Q. After more than a year, three firmware updates and a hardware fix, does the Canon EOS-1D Mark III now offer reliable AI Servo autofocus? How about the EOS-1Ds Mark III?

Both of Canon's current 1-series models now deliver acceptably stable and accurate autofocus of subjects that are stationary or whose distance to the camera is changing fairly slowly. With the lenses we own, from wide angle to supertelephoto, we have no significant complaints about the EOS-1D Mark III with firmware v1.2.3 and EOS-1Ds Mark III with firmware v1.1.2 when photographing things that are static or moving slowly. Are these camera reliable for shooting things that mostly hold still? In our experience, yes.

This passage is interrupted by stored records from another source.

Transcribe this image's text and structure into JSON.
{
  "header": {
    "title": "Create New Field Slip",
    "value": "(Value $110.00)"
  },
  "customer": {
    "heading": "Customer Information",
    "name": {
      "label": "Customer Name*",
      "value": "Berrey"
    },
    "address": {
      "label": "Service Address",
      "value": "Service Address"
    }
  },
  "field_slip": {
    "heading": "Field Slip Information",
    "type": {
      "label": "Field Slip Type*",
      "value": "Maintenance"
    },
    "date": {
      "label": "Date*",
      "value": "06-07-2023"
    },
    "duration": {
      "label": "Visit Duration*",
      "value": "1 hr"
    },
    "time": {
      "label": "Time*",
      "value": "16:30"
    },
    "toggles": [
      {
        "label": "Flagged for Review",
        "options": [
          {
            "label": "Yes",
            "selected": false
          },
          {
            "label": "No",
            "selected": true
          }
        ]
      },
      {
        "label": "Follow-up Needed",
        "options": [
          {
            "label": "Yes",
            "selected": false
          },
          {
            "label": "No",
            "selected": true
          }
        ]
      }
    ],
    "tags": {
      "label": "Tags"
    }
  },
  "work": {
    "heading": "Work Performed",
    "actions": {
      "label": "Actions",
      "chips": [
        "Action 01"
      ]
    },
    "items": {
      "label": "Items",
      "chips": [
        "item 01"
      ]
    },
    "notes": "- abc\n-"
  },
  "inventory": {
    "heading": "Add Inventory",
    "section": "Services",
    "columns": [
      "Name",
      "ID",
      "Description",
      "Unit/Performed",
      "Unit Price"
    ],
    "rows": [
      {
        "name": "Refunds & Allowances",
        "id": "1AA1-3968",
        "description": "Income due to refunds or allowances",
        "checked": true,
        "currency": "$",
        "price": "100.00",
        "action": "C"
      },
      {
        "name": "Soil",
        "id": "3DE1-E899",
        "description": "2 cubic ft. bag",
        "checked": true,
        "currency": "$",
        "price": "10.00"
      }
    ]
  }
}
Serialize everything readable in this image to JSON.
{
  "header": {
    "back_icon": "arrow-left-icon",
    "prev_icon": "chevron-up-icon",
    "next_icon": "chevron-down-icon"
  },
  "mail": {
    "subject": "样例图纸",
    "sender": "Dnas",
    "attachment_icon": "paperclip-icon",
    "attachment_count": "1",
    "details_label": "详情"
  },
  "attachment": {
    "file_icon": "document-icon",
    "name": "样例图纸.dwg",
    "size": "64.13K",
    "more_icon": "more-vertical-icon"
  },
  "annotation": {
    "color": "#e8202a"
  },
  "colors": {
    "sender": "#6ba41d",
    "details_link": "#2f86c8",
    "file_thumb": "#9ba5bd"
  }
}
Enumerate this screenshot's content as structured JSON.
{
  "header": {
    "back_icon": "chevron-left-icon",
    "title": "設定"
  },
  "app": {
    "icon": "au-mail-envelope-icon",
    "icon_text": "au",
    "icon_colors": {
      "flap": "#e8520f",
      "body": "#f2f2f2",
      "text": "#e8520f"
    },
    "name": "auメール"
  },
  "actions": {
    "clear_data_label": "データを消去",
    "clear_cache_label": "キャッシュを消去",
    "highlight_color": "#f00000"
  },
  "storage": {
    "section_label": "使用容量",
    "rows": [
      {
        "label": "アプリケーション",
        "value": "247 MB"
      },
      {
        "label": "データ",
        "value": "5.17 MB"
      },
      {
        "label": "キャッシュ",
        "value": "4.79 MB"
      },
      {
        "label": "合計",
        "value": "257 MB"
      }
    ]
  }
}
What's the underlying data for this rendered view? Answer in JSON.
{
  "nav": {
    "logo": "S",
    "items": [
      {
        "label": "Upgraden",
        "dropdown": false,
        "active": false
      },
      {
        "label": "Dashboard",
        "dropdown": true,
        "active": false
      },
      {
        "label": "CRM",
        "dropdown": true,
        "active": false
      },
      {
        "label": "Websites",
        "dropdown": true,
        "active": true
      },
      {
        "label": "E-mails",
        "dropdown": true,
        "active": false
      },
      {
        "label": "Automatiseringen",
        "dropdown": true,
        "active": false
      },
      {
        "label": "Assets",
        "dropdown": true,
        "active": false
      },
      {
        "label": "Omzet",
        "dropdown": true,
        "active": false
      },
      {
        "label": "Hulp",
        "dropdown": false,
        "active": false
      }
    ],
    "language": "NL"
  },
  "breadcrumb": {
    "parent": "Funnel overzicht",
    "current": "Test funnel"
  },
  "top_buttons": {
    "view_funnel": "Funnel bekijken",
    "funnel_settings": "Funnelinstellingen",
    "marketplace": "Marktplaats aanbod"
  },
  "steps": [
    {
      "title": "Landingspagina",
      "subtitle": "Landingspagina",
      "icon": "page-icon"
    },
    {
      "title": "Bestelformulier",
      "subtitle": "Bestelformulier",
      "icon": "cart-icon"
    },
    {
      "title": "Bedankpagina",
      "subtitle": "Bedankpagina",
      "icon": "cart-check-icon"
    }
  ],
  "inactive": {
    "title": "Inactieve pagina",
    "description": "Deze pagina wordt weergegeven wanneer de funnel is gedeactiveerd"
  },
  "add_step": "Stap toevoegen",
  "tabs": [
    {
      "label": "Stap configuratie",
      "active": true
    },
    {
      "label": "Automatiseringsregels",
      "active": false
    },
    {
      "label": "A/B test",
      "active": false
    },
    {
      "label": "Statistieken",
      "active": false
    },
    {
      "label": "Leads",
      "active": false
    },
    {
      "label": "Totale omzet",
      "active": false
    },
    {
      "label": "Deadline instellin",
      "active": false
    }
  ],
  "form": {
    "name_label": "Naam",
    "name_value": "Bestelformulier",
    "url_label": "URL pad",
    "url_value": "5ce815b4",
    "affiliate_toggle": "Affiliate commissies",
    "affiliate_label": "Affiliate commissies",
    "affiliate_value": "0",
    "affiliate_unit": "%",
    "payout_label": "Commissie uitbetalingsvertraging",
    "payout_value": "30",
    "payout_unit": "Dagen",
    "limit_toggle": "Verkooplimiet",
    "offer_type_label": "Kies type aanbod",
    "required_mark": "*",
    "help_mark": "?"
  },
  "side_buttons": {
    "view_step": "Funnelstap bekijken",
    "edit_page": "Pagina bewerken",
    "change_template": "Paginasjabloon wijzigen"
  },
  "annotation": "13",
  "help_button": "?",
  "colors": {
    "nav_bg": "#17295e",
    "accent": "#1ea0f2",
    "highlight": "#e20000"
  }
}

(It should be noted that we've had a number of complaints about static focus consistency with these cameras and the new firmware from owners of the EF 50mm f/1.2L and EF 85mm f/1.2L II, but because we've not used either lens we can't confirm an autofocus problem when they're used with the Mark III models.)

When using telephoto lenses at wide apertures and subject-to-camera distance changes more rapidly (as it does often when shooting sports), autofocus performance is mixed at best. The tendency of these cameras to frontfocus when tracking in any light, combined with autofocus performance in backlit or shadowy conditions that can at times be poor, means that the EOS-1D Mark III with firmware v1.2.3 and EOS-1Ds Mark III with firmware v1.1.2 produce too many out of focus frames of subjects that are moving quickly.

Canon has put considerable effort into correcting and improving EOS-1D Mark III autofocus in the 14 months since the cameras was introduced, but they have not yet made it, or its high-resolution counterpart the EOS-1Ds Mark III, deliver reliable autofocus of subjects in motion.